Twelve Weeks at Riad

Christina/ September 15, 2020/ Culture

Practicing tolerance to ambiguity: this is how

Twelve week at Riad” that is the name of the book written by the German journalist Susanne Koebl. The subheading could go like: “Why the West believes more in lucrative orders than human rights”. Instead it is as follows: “Saudi-Arabia between dictatorship and breakup”. Is this really a question of either … or? Thinking of China I seems that both can exist at a time. In face of a flight of 100 business people from Germany to the Kingdom in August this year despite severe entry regulations due to Corona you can put it bluntly: “What is more worth? The improvement of human rights in the kingdom or the lucrative infrastructure orders to the amount of at least 60 billion Euros? We are talking about a country here, which is slowly but surely running out ouf oil; not to mention the already smaller earnings caused by massive fluctuation of oil prices this year. Is this a case of “Honni soit qui mal y pense”, evil to whom who thinks evil?

Between genius and insanity?
Let’s go back to Koebl’s book. At least since the spectacular and disgusting murder of saudi-arabian journalist Jamal Kashoggi the new secret ruler of the Kingdom should be well known among Germans as well: Mohammed bin Salman his name aka: MbS. This guy known as extremely ambitious get into the news by reforms such as driver’s licence for women on the one hand; on the other hand there were events such as international pop-concerts with Western show stars such as Mariah Carey. Just some time later he destroys this positive and progressive impression when he arrests about 300 influential personalities on November 4th, 2017 and put them into the luxury jail of “Ritz Carlton”. Again, this action is a once-in-a-lifetime story.

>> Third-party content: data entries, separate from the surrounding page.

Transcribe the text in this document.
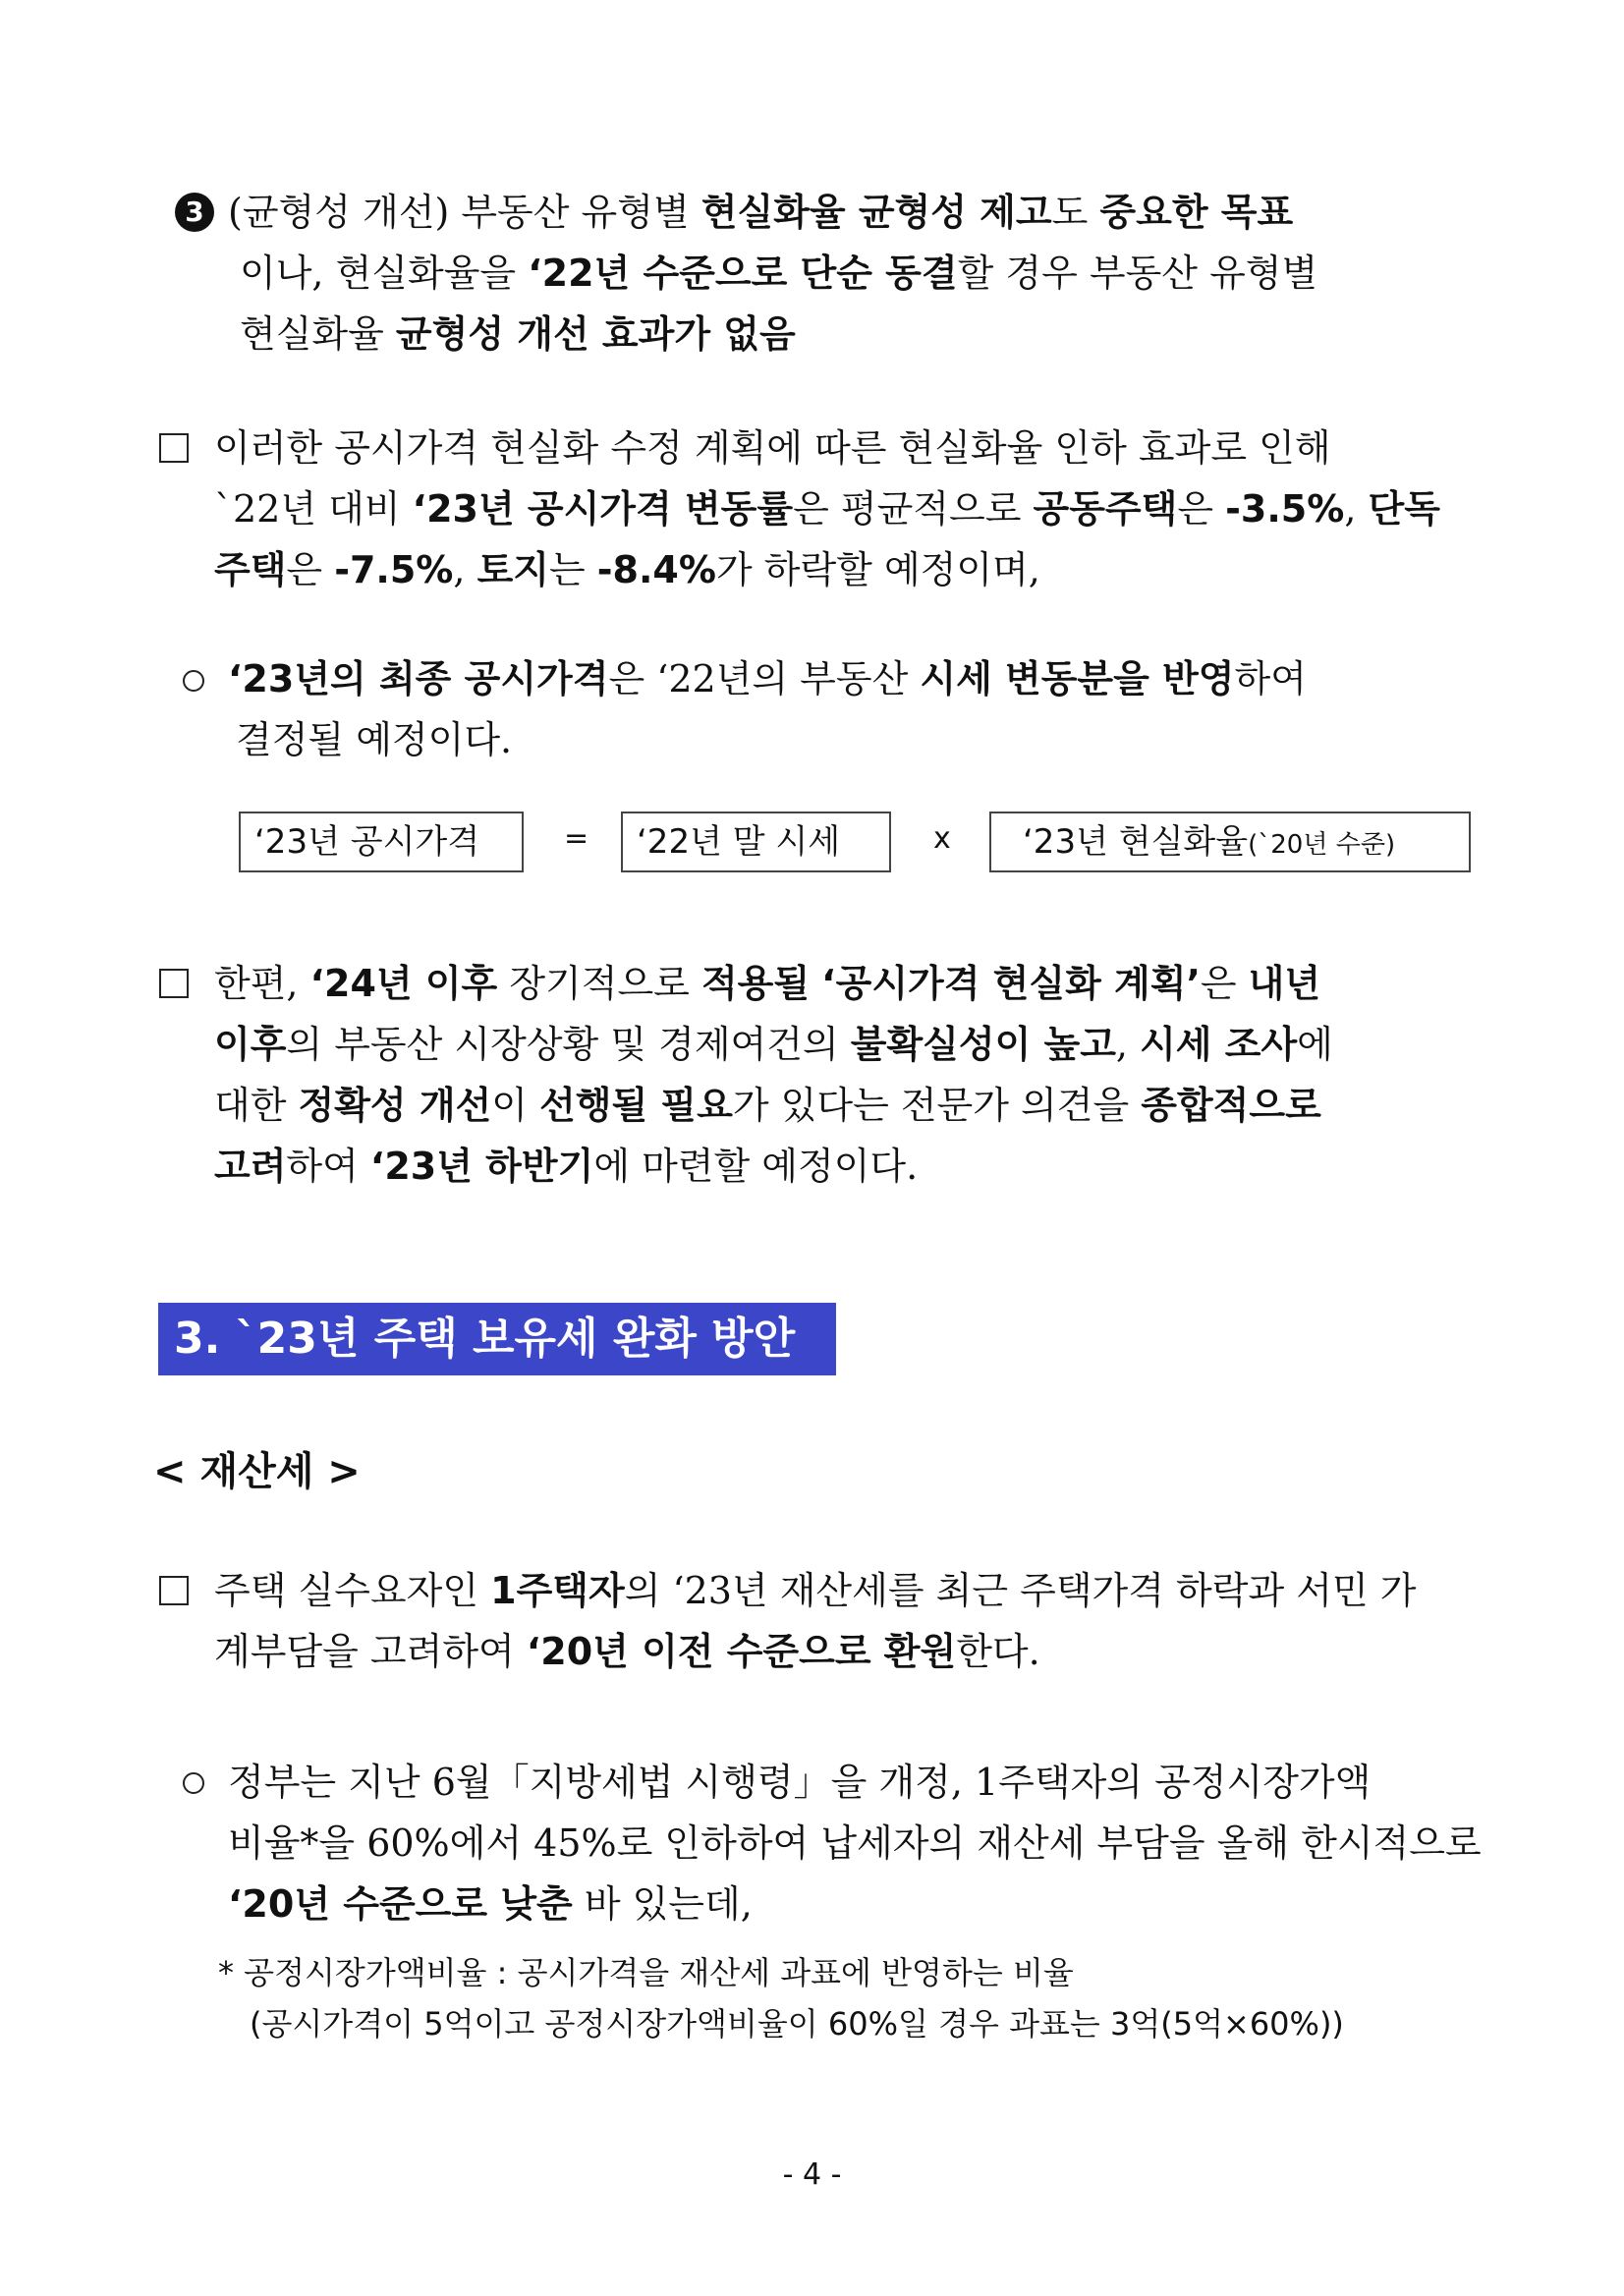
3 (균형성 개선) 부동산 유형별 현실화율 균형성 제고도 중요한 목표
이나, 현실화율을 ‘22년 수준으로 단순 동결할 경우 부동산 유형별
현실화율 균형성 개선 효과가 없음
이러한 공시가격 현실화 수정 계획에 따른 현실화율 인하 효과로 인해
`22년 대비 ‘23년 공시가격 변동률은 평균적으로 공동주택은 -3.5%, 단독
주택은 -7.5%, 토지는 -8.4%가 하락할 예정이며,
‘23년의 최종 공시가격은 ‘22년의 부동산 시세 변동분을 반영하여
결정될 예정이다.
‘23년 공시가격	=	‘22년 말 시세	x	‘23년 현실화율(`20년 수준)
한편, ‘24년 이후 장기적으로 적용될 ‘공시가격 현실화 계획’은 내년
이후의 부동산 시장상황 및 경제여건의 불확실성이 높고, 시세 조사에
대한 정확성 개선이 선행될 필요가 있다는 전문가 의견을 종합적으로
고려하여 ‘23년 하반기에 마련할 예정이다.
3. `23년 주택 보유세 완화 방안
< 재산세 >
주택 실수요자인 1주택자의 ‘23년 재산세를 최근 주택가격 하락과 서민 가
계부담을 고려하여 ‘20년 이전 수준으로 환원한다.
정부는 지난 6월「지방세법 시행령」을 개정, 1주택자의 공정시장가액
비율*을 60%에서 45%로 인하하여 납세자의 재산세 부담을 올해 한시적으로
‘20년 수준으로 낮춘 바 있는데,
* 공정시장가액비율 : 공시가격을 재산세 과표에 반영하는 비율
(공시가격이 5억이고 공정시장가액비율이 60%일 경우 과표는 3억(5억×60%))
- 4 -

Many things Koebl talks about in her work is already known or has been already written down elsewhere: oppression of human rights, supression of women’s rights, the endless arguments with Iran about the domination within the Near East, the dispute with Qatar and the never-ending war in Yemen. It is also about the agonies of arranged marriages or the bad treatment of guest workers. But one again, this behaviour does not differ to much from ours in the West: Wifes are beatened here as well and guest workers work under bad conditions as recently discussed within the meat and construction industry.

But beyond this well-known stories which might be a “must” for the sake of completeness in books on Saudi-Arabia, there are also new perspectives on the Kingdom and individual stories. The latter makes Koebl’s book interesting.

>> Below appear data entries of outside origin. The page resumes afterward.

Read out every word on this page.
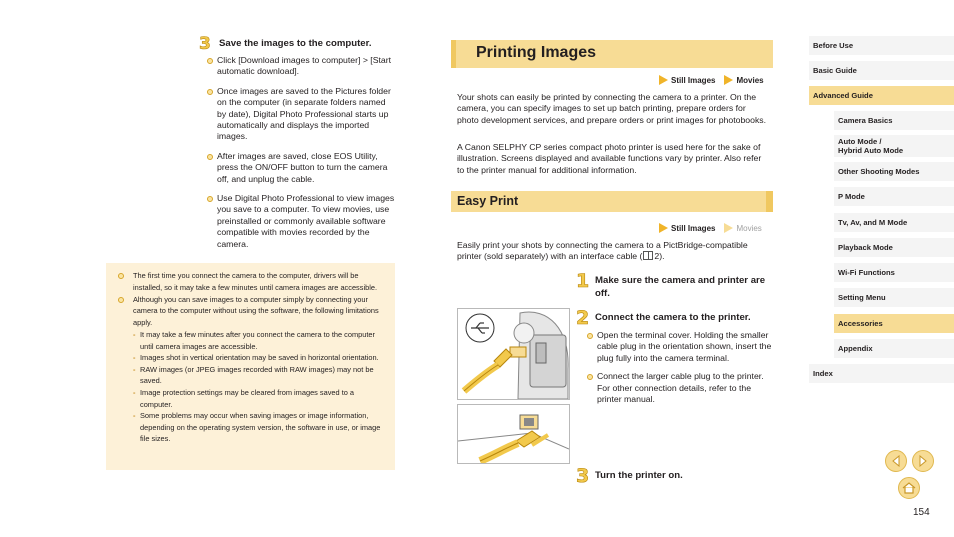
3 Save the images to the computer.
Click [Download images to computer] > [Start automatic download].
Once images are saved to the Pictures folder on the computer (in separate folders named by date), Digital Photo Professional starts up automatically and displays the imported images.
After images are saved, close EOS Utility, press the ON/OFF button to turn the camera off, and unplug the cable.
Use Digital Photo Professional to view images you save to a computer. To view movies, use preinstalled or commonly available software compatible with movies recorded by the camera.
The first time you connect the camera to the computer, drivers will be installed, so it may take a few minutes until camera images are accessible.
Although you can save images to a computer simply by connecting your camera to the computer without using the software, the following limitations apply.
- It may take a few minutes after you connect the camera to the computer until camera images are accessible.
- Images shot in vertical orientation may be saved in horizontal orientation.
- RAW images (or JPEG images recorded with RAW images) may not be saved.
- Image protection settings may be cleared from images saved to a computer.
- Some problems may occur when saving images or image information, depending on the operating system version, the software in use, or image file sizes.
Printing Images
Still Images	Movies

Your shots can easily be printed by connecting the camera to a printer. On the camera, you can specify images to set up batch printing, prepare orders for photo development services, and prepare orders or print images for photobooks.

A Canon SELPHY CP series compact photo printer is used here for the sake of illustration. Screens displayed and available functions vary by printer. Also refer to the printer manual for additional information.

Easy Print
Still Images	Movies

Easily print your shots by connecting the camera to a PictBridge-compatible printer (sold separately) with an interface cable ( 2).

1 Make sure the camera and printer are off.
2 Connect the camera to the printer.
Open the terminal cover. Holding the smaller cable plug in the orientation shown, insert the plug fully into the camera terminal.
Connect the larger cable plug to the printer. For other connection details, refer to the printer manual.
3 Turn the printer on.
Before Use
Basic Guide
Advanced Guide
Camera Basics
Auto Mode /
Hybrid Auto Mode
Other Shooting Modes
P Mode
Tv, Av, and M Mode
Playback Mode
Wi-Fi Functions
Setting Menu
Accessories
Appendix
Index
154
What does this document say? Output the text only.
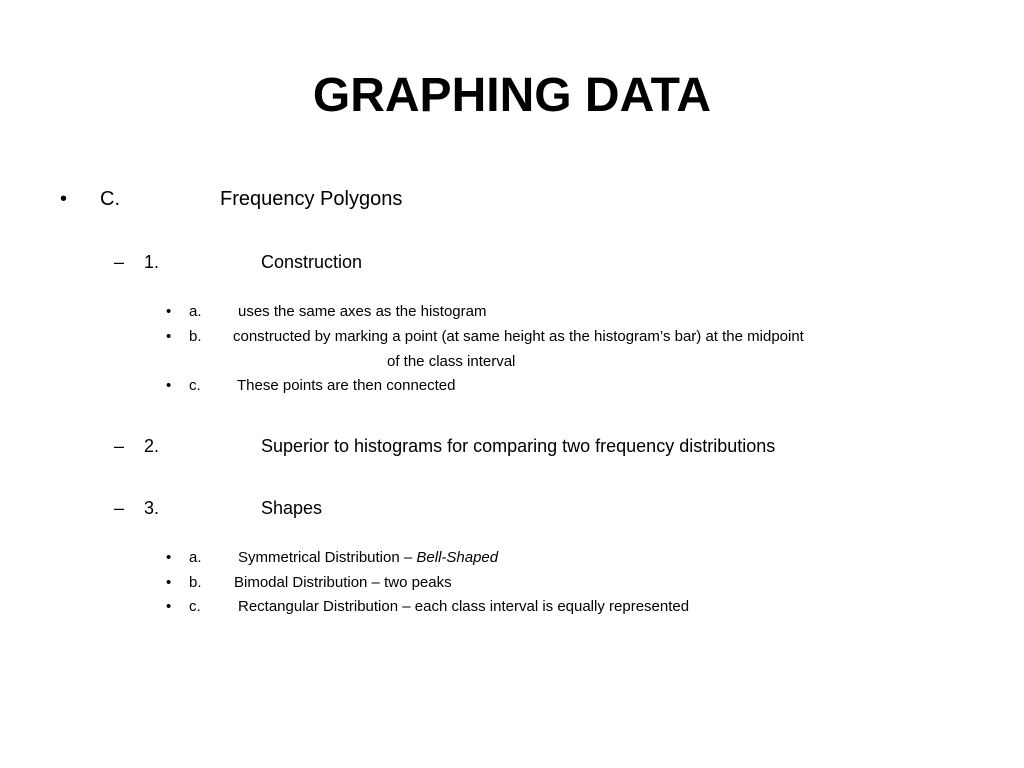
GRAPHING DATA
• C.	Frequency Polygons
– 1.	Construction
• a. uses the same axes as the histogram
• b. constructed by marking a point (at same height as the histogram’s bar) at the midpoint
of the class interval
• c. These points are then connected
– 2.	Superior to histograms for comparing two frequency distributions
– 3.	Shapes
• a. Symmetrical Distribution – Bell-Shaped
• b. Bimodal Distribution – two peaks
• c. Rectangular Distribution – each class interval is equally represented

Personal stories as access to society
It is the personal perspective that Koebl talks about which gives the reader an access to the Saudi-Arabian society: to the hopes of the young people and the hopelessness of marginal groups such as the Schammar or the Shiites.

Still religion is not only the glue that keeps society together by bans, it is also the authority which helps you with words and deeds, i.e. on Fatwa TV. The young generation acts partly overconfident and believes in changes: “We will have a real parlament one day” or: “Someday we will have bars”. Nobody knows when this “some day” will be, but “sometime” sounds much better than “never”. Overall and that could be the conclusion of Koebl’s book, there is an indication for a change within the Kingdom for a paradigm shift which is mostly determined by economic contraints: there is less luxury, cars are smaller, women are more influential, treasury is more empty and oil prices are low.

Holidays at Saudi-Arabia?
Necessity is the mother of invention. Right now this might no be an issue as international flights are seized up for the time being. But: Since summer 2019 the Kingdom slowly but surely opens its gates for tourism. Travellers from Europe should be able to get a visa upon their entry or before online. Saudi-Arabia owns some places that belong to the World Heritage. If that is enough to attract people from all over the world is doubtful. Moreover there might be a dresscode for tourists as well and the extreme weather conditions are not unbiased as well.

Still: It gets moving, some concessions are voluntarily made others are due to economic pressure.